Раз вечером, находясь на вершине Елеонской горы, он прошел мимо женщины, лицо которой показалось ему знакомо. Она сидела и смотрела вниз, на Иерусалим, до того погруженная в свои мысли, что не заметила Иуды. Он остановился и стал всматриваться в нее. Нет сомнения, что он видел раньше это лицо, но когда и где? Да, теперь он вспомнил, это та женщина, с которой Иисус шел из Иерусалима в тот самый вечер, когда он, Иуда, обратился в бегство.
Зловещее предчувствие овладело им; он поспешно прошел мимо нее.
«Зачем мне говорить с ней? Кто может меня принудить ее спрашивать! — подумал он. — Никто принудить меня не может, я не стану ее спрашивать!» — громко сказал он. Но в ту же минуту он вновь остановился, и губы его сложились в странную усмешку. «Никто кроме меня самого, — снова подумал он с унынием, — что пользы от этого? ведь я же знаю, что все равно должен спросить ее!»
И он опять стал медленно приближаться к ней. Тогда она увидела его и обратила к нему свое лицо. Он попытался прочесть свой приговор в ее чертах: «Да, она знает!» — подумал он и запальчиво, почти с угрозой воскликнул:
— Женщина, ты знаешь где Иисус Назарянин!

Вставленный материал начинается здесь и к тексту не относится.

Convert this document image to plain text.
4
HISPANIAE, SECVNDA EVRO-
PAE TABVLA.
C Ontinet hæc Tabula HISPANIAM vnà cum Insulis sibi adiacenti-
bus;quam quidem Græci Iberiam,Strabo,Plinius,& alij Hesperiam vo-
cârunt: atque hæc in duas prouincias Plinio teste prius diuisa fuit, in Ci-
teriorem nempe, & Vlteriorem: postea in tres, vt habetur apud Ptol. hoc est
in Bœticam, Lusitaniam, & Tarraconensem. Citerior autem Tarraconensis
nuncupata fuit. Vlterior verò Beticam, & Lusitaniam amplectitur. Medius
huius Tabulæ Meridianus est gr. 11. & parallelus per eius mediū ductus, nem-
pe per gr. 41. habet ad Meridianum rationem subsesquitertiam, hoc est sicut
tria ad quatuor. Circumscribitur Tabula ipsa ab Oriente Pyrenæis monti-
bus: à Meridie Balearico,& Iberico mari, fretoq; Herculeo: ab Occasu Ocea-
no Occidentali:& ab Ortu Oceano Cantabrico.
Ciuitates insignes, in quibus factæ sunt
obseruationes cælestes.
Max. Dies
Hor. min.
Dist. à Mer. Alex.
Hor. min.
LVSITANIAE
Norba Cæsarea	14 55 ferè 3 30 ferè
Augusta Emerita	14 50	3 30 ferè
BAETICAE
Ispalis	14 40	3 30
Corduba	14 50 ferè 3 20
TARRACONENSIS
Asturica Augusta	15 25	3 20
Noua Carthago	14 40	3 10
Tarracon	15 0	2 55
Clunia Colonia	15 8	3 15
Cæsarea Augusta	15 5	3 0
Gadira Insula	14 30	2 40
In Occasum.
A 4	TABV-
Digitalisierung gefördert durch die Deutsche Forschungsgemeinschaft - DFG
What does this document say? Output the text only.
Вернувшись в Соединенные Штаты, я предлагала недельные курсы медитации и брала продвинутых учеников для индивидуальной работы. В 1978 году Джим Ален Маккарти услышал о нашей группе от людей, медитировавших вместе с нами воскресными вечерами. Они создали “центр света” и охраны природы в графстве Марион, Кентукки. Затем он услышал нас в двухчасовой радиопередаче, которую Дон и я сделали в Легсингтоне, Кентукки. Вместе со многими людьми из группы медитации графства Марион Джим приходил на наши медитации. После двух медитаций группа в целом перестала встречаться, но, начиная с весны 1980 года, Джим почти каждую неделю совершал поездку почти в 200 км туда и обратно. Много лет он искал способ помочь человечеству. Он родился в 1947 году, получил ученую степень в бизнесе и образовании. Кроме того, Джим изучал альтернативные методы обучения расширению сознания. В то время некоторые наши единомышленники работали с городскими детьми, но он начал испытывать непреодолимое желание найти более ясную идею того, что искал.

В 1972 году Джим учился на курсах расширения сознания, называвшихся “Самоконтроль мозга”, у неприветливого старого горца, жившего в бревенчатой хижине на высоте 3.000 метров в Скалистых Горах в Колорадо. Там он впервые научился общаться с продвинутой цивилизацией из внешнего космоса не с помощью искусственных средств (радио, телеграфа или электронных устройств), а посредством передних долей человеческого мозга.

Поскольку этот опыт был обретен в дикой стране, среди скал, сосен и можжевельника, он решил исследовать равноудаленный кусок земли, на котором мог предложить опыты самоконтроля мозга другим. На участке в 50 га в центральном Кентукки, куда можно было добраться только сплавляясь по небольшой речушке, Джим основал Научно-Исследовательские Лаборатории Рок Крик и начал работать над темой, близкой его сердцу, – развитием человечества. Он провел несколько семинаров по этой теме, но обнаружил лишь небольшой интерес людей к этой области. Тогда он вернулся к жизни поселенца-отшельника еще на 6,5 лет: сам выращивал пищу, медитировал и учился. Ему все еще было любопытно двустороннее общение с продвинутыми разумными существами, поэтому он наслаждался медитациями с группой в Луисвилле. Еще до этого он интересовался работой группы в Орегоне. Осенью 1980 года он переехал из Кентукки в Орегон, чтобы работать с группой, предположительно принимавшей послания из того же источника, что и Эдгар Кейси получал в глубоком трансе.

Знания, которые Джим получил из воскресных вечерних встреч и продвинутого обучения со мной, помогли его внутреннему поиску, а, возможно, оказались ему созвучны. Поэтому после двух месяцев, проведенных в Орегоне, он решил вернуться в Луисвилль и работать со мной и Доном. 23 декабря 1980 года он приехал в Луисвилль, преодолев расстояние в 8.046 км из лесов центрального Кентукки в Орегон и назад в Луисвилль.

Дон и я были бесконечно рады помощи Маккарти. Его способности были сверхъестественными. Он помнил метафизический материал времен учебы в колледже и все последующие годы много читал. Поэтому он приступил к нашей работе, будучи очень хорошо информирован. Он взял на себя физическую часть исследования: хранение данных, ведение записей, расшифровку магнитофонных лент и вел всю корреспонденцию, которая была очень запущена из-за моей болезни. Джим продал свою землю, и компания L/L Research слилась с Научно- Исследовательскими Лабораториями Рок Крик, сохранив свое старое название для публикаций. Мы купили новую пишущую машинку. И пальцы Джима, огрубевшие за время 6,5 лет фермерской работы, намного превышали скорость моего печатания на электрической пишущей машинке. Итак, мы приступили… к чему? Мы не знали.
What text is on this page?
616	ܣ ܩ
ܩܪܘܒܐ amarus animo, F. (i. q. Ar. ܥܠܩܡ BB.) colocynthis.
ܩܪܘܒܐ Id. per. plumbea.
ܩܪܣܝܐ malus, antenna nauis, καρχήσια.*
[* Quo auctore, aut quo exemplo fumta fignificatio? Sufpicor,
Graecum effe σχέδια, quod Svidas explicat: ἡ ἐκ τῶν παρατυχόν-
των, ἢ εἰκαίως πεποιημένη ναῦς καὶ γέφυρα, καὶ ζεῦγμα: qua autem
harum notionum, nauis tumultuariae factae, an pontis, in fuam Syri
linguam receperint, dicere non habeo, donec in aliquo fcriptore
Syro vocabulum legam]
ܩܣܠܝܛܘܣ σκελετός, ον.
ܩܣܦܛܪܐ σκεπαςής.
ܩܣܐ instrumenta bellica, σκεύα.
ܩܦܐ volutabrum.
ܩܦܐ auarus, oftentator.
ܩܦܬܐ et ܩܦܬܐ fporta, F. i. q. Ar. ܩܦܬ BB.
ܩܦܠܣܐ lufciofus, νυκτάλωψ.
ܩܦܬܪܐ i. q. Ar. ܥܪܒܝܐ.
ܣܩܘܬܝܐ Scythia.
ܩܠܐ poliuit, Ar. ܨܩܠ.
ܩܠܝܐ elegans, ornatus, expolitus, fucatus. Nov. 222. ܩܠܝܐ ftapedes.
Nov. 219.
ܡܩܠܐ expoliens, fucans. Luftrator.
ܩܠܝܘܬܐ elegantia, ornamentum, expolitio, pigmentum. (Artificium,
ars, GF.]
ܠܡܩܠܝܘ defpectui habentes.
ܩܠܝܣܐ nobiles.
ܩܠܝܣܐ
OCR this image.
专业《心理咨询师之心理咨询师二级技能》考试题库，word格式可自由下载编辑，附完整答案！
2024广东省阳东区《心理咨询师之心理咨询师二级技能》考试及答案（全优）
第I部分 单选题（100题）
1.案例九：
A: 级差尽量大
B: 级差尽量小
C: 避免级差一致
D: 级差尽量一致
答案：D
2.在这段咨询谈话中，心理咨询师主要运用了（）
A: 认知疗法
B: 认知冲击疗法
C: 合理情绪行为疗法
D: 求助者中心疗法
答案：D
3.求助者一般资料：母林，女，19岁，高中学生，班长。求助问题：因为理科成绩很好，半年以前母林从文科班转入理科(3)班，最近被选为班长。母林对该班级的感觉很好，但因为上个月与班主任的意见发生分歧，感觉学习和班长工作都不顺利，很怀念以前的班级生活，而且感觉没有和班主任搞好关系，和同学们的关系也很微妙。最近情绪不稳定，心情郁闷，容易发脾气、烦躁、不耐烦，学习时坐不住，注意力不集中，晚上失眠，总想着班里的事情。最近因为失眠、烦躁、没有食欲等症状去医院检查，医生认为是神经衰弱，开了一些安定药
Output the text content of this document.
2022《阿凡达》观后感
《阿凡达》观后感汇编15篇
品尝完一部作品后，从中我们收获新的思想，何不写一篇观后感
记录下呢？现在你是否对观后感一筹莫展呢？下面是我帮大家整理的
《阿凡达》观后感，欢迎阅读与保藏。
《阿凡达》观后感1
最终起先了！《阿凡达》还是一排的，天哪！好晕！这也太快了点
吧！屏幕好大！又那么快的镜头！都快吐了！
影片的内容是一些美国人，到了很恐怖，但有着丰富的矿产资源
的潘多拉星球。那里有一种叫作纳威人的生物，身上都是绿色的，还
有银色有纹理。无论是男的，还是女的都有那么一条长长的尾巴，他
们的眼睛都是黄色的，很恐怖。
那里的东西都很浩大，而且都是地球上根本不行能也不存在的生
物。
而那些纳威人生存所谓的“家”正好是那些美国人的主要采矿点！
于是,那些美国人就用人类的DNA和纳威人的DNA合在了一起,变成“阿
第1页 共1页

Она побледнела сначала, но затем спокойно и открыто посмотрела ему в лицо и ответила уверенно:
— Да, я знаю, но не скажу.
Иуда взглянул на нее с изумлением, почти с благодарностью.
— Почему ты не хочешь сказать? — нерешительно спросил он.
Она покачала головой и повторила:
— Нет, я не скажу!
Голос ее выражал твердое, непоколебимое решение. Точно тяжесть свалилась с сердца Иуды; он поспешно отвернулся и пошел прочь.
«Я все сделал, — думал он, — так хочет судьба!»
Вдруг он содрогнулся, и лицо его сделалось совсем белым. Женщина позвала его. В страхе он ускорил шаги. «Может быть, она раскаивается, да и отчего я не был настойчивей, отчего так поспешно ушел от нее!» — промелькнуло у него в голове. Но в ту же минуту он ясно осознал, какая это низменная, дрянная мысль. Внезапно вспыхнувшая гордость подсказала ему, что она недостойна его, что так низко он не должен падать. Он остановился и стал ждать женщину.
Нагнав его, она зорко на него посмотрела; лицо ее выражало сомнение и колебание.
— Кто ты? — спросила она. — Почему ты справляешься о Нем?
Иуда остановил на ней взгляд, глубоко тронувший ее, она сама не знала, почему.
— Я ученик Его, — ответил он.
Что-то скорбное прозвучало в его голосе, что-то было во всем его облике, что, подобно внезапно проявившейся жиле благородного, чистого металла, рассеяло недоверие женщины. Она продолжала пристально смотреть на него, потом спросила, в невольном волнении положив ему руку на плечо:
— Скажи, ты Иуда Искариот?
Иуда больше не удивлялся; он как будто потерял к этому способность.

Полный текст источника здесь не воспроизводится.